Thursday, November 3, 2016

Wordsmanship

Wordsman, sharp thy pencil.

   Self-appointed guardians of the public morals insist that the "right" way of behaving is their way, and others should behave in the manner specified by them.
   Too often, however, these same guardians do not practice what they preach. In the public world, then, it falls to others to point out the hypocrisy, and report the details to members of the general public who perversely may choose not to believe evidence, but to hold tightly to what the self-appointed leader tells them.
   To a large extent, the leader's success is a combination of showmanship and salesmanship, and there are many examples of this phenomenon in literature and in life.
   A prominent fictional example of rampant hypocrisy is "Elmer Gantry," the 1927 novel by Sinclair Lewis, brought to film life in the movie of the same name.
   Lewis often brought his sharp pencil to bear on abuses found throughout the country, at first in news reports, and then fictionalized. John Steinbeck did the same, as did Ernest Hemingway. Their novels live on, while people forget the factual basis for much of their work.
   Journalists today deal with similar issues. Their task is to expose lies and hypocrisy, comfort the afflicted and afflict the comfortable.
   The downside is that they are often attacked by those same people who are the targets of journalistic exposes. The upside is that these same attacks and criticisms are duly reported in the news media, thus extending the print and airtime life of the very stories that the perpetrators prefer be buried and ignored.
   Criticizing reporters doesn't make the story go away. They only sharpen their pencils and work more diligently to uncover more detailed information to back up the first story.
   Magazines, too, historically have had a reputation of digging up facts to document that the self-appointed political or moral guardians are not what they claim to be.
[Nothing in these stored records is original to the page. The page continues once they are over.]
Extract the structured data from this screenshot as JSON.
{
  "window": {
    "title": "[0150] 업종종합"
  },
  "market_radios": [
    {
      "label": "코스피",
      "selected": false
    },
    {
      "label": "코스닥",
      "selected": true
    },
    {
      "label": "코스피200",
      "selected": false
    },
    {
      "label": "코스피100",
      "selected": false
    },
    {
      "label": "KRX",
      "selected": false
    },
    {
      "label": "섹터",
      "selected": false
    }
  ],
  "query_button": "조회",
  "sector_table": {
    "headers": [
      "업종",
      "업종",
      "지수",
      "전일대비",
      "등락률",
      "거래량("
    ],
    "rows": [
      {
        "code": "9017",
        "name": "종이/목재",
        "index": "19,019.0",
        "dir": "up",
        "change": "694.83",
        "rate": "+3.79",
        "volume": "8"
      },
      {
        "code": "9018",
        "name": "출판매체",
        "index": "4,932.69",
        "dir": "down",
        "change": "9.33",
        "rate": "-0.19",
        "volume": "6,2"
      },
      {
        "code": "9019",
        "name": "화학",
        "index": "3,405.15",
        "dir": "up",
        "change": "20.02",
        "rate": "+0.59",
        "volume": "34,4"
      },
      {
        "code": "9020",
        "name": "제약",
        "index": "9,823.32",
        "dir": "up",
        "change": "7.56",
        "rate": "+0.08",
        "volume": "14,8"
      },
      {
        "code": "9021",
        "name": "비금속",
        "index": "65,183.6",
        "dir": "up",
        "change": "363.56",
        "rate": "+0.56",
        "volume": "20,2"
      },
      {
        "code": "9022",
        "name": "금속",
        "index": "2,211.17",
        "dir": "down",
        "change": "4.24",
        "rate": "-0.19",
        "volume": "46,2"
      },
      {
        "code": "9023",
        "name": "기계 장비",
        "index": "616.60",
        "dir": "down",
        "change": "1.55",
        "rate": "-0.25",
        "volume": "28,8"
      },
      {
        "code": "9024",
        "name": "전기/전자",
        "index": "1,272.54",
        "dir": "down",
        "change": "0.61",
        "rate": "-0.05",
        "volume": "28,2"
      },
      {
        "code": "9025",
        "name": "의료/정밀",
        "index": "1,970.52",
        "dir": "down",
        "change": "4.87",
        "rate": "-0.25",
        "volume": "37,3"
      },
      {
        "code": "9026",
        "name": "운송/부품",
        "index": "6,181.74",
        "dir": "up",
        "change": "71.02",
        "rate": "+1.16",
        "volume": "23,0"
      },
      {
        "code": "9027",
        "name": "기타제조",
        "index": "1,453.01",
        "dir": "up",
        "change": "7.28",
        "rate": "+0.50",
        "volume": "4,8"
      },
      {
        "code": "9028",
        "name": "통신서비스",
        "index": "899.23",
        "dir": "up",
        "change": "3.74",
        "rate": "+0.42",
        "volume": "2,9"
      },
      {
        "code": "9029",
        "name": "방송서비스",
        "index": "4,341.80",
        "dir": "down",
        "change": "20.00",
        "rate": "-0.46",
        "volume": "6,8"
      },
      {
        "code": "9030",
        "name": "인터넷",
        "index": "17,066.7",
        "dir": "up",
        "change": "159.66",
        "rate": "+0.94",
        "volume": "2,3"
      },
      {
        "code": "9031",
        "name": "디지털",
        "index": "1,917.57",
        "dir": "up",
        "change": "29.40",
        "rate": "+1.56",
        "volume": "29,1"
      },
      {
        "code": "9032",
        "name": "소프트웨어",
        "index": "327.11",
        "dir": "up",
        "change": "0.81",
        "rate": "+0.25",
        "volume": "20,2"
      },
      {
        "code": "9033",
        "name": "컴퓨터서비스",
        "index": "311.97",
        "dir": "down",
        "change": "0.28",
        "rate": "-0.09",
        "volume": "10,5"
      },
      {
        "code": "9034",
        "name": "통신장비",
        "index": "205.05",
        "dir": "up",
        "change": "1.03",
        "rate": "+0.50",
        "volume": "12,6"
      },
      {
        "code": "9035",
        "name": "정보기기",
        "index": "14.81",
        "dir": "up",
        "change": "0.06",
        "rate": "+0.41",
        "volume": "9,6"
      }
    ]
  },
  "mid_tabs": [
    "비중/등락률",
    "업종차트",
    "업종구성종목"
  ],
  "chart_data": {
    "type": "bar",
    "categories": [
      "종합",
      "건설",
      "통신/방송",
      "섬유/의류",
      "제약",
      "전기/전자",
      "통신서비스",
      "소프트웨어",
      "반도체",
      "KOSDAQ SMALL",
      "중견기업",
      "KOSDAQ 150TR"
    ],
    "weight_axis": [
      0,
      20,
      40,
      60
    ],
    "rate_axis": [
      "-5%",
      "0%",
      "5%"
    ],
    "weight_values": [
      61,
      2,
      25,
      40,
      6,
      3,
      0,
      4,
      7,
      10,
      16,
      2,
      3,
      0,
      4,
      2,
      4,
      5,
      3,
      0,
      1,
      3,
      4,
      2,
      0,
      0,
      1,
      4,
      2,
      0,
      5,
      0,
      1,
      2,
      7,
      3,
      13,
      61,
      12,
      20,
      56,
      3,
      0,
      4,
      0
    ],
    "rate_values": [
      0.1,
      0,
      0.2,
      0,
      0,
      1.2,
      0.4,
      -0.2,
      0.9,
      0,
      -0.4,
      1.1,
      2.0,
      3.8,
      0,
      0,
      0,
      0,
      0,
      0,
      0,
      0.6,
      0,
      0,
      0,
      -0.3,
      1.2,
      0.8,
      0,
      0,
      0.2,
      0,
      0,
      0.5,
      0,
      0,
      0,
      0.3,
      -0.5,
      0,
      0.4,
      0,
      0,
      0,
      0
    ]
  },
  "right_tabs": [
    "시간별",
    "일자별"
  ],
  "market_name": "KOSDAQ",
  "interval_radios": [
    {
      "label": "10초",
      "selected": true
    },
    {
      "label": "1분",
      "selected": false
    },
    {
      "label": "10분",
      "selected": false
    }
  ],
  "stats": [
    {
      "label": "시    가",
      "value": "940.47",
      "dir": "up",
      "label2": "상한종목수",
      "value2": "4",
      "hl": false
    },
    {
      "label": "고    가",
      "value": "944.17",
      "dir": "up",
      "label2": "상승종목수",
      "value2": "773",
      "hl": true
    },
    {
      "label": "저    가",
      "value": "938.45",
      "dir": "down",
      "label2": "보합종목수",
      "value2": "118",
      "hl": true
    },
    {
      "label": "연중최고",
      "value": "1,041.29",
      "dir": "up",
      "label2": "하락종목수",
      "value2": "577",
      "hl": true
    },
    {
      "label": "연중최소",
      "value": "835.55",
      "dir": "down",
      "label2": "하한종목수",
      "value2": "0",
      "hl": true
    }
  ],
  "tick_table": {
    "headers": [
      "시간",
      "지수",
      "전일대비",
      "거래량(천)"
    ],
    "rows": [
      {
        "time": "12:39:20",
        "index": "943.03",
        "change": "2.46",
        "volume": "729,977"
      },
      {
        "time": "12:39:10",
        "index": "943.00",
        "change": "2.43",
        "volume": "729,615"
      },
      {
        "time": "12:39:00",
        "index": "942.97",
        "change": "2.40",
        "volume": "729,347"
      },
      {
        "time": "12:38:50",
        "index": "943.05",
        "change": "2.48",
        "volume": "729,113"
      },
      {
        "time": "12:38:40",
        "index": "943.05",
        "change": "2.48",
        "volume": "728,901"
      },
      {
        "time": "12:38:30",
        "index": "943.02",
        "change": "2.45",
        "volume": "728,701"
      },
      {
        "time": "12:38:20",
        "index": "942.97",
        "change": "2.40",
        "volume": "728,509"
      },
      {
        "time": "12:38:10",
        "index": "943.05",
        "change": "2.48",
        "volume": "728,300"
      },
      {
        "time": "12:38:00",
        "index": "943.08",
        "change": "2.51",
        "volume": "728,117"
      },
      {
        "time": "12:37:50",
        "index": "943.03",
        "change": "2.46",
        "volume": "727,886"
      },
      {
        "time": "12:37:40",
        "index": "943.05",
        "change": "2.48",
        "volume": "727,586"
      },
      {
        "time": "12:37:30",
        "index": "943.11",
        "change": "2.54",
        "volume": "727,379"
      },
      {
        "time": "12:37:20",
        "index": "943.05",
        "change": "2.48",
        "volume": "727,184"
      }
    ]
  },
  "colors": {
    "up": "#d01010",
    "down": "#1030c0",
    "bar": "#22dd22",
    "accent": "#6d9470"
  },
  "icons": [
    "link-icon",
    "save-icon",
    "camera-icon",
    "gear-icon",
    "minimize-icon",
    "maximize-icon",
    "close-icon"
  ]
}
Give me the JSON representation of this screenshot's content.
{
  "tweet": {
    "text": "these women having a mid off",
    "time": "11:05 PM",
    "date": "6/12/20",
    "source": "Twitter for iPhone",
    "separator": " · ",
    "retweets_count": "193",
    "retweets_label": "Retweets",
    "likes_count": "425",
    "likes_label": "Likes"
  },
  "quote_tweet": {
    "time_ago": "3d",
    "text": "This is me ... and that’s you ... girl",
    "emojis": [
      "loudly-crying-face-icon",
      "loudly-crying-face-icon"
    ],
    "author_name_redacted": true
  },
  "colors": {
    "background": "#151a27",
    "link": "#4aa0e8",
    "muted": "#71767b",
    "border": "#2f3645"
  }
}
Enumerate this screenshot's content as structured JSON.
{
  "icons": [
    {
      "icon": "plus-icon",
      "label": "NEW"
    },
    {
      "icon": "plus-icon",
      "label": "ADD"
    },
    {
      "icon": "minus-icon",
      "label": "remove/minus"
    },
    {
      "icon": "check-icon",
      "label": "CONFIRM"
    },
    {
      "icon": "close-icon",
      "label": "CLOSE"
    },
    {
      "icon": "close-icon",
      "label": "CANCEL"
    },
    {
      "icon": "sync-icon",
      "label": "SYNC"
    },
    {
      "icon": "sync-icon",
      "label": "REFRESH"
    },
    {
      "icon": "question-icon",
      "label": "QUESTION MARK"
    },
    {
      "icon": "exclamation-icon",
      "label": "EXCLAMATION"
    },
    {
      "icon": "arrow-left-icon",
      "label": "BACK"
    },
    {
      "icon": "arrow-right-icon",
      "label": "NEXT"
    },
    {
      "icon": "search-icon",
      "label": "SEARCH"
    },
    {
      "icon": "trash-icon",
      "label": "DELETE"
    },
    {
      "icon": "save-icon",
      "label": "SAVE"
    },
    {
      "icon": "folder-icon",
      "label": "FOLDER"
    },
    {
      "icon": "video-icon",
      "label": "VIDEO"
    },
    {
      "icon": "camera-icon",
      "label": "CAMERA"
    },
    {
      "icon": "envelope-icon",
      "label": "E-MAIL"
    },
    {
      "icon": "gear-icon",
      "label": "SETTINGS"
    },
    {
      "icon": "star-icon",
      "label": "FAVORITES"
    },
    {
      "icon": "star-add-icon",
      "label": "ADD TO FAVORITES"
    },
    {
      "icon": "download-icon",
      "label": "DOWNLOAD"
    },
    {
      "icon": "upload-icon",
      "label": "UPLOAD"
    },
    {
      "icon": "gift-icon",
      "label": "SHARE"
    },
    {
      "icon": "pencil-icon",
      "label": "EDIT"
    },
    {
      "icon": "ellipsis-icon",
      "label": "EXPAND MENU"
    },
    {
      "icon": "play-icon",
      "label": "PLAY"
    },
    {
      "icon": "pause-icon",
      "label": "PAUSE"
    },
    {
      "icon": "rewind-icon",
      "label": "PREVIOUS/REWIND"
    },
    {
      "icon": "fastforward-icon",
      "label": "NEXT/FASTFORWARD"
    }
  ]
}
Theodore Roosevelt famously coined the term "muckrakers" to describe journalists who rake through muck to find and publicize details that would tarnish the carefully polished reputation of many public officials.
   But rather than be embarrassed by the term, the diligent journalists adopted the term and gloried in their roles as muckrakers.
   So it is with journalists today, and the core of the issue is a choice of whom to believe; the politician or the reporter -- the blustering candidate who insists he is the sole repository of wisdom but provides no evidence for his claims, or the many journalists who document their reports with easily provable evidence.
   Or, as Chico Marx once put it, "Who ya gonna believe, me or your own eyes?"